Die Artikulationen von Erfahrungen mit Seelenwanderung und früheren Leben reichen bis in die Antike zurück, das ist nicht eine Entdeckung, die erst vor hundert Jahren gemacht wurde. Vor zweihundert Jahren veröffentlicht z.B. der Philosoph Schelling (den Steiner gut kannte) vor dem Hintergrund einer langen Tradition seine „Clara oder über den Zusammenhang der Natur mit der Geisterwelt: Ein Gespräch“. Das war noch bevor man im 19. Jh. anfing, gewisse Personen als Medien interessant zu finden, letzteres ist also eine relativ moderne Entwicklung und kein „Atavismus“. Empirische Forschungen, wie sie etwa Heiner Schwenke in Basel zusammengetragen hat, zeigen, dass Begegnungen mit Toten gerade dann besonders eindrucksvoll sind, wenn man nicht an so etwas „glaubt“. Es gibt interessante Zeugnisse, dass auch Tiere solche Wahrnehmungen und Kontakte haben können. Impact factor, Peer Review und Doppelblindstudien sind meines Erachtens bei der Beurteilung solcher methodisch phänomenologischen Beschreibungen letztlich nicht urteilsrelevant. – Wenn man bei einer Korrelation zwischen Leib und Seele stehen bleibt, landet man im sogenannten Agnostizismus: wir können es nicht wissen. Wie beide Ebenen zusammenkommen, ist unerklärlich und ja, Glauben braucht man sowieso immer. Die einzige Alternative zur Korrelation scheint dann die Kausalität zu sein, und wenn nicht Abhängigkeit des Physischen vom Psychischen oder Geistigen, dann eben umgekehrt.
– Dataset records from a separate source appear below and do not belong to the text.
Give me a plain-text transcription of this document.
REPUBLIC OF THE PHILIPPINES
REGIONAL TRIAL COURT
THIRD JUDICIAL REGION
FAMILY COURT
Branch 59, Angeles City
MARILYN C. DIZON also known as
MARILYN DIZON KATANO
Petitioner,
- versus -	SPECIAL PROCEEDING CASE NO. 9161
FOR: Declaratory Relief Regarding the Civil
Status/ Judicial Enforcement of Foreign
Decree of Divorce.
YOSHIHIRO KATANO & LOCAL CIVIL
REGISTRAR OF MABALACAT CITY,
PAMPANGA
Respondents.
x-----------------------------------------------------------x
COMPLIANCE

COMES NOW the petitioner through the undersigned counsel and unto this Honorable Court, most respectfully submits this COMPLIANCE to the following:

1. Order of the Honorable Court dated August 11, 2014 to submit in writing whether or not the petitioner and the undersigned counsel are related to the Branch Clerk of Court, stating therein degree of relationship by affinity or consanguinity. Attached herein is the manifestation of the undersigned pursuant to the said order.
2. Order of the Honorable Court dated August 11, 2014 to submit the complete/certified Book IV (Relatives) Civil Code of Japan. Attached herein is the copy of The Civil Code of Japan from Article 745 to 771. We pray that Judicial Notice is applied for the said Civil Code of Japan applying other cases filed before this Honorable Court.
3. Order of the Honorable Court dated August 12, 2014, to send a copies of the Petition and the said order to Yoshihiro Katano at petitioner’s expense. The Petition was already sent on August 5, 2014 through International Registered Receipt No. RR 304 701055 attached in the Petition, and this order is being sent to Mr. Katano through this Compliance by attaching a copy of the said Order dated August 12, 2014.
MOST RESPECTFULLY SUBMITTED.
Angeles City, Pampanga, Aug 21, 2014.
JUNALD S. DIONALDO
Es gibt aber noch ein Drittes, nämlich die Wechselwirkung, der Austausch, wenn man so will, das Gespräch zwischen Physischem und Psychischen. Die Seele kann nicht nur auf das Materielle oder ihren Leib (was nicht dasselbe ist) einwirken, sie muss auch auf beides hören, eine umgekehrte Einwirkung zulassen, wenn sie etwas Förderliches aus dieser Inkarnation in die nächste mitnehmen will. Nur so kommen Individuierung und Denken zustande. Es wäre ja sonst sinnlos, sich überhaupt zu inkarnieren und der Kosmus könnte sich einfach durch Geistwesen weiterentwickeln.